一緒に旅行を楽しめる人がいないという人は、高齢者向けのバスツアーなどに参加するのもひとつの手。おひとりさまツアーなら趣味の合う人と知り合う機会になるなど、人間関係を広げるきっかけになるかもしれません。

親子や3世代の交流の機会になる

高齢者の旅行は、子どもや孫と、世代を超えて交流する絶好のチャンスです。旅行中は、一緒に行ったことのない場所に行ったり、初めて目にするものを見たり、同じ部屋に泊まったりと、普段の帰省よりも濃密な非日常の時間が過ごせます。

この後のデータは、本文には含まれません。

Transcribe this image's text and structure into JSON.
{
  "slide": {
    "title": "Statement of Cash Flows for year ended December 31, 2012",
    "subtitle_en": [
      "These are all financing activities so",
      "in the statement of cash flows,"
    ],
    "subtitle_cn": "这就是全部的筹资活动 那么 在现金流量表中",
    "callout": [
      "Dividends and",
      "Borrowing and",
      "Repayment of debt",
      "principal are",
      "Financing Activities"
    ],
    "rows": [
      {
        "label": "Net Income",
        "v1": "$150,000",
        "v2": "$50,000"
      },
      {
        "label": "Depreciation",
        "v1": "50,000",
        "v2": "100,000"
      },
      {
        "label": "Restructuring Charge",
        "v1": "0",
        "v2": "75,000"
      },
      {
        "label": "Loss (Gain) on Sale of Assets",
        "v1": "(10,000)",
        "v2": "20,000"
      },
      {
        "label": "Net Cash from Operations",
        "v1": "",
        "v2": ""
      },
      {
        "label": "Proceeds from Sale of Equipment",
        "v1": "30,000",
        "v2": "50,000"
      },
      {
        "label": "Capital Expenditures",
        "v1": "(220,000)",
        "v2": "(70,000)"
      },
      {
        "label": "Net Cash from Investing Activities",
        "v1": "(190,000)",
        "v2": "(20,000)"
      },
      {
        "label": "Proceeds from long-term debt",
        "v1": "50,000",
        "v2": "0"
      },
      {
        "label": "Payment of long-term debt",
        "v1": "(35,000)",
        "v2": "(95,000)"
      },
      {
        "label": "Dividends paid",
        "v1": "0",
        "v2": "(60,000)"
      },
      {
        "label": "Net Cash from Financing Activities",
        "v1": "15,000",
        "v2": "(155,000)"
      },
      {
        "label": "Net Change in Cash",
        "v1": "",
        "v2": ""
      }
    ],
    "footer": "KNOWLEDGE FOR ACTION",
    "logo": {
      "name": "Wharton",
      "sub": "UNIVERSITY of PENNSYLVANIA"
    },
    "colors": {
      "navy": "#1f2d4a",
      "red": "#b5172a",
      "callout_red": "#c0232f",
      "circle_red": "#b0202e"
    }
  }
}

「子どもや孫とどこどこに行った」「おじいちゃん、おばあちゃんとどこどこで○○をした」という記憶は長く色あせることがありません。

親御さんと離れて住んでいる場合、親と会うのは年に1~2回という人も少なくないでしょう。2世代、3世代が揃って旅行を楽しむ機会は思いのほか貴重です。高齢の親御さんとの旅行を考えている方は、「親と過ごせる時間は思っているほど長くない」ことを念頭に置いておきたいものですね。

3世代旅行について詳しくは「3世代旅行の宿選びや旅行先選びのポイントとは」をご覧ください。

シニア割引が期待できる

シニア割引でお得に旅行ができるのも、高齢の方にとっては嬉しいポイントです。観光スポットの入場料だけでなく、鉄道や飛行機などの公共交通機関にもシニア割引があるほか、一部のホテルや旅館でも、シニア割引プランが設定されていることがあります。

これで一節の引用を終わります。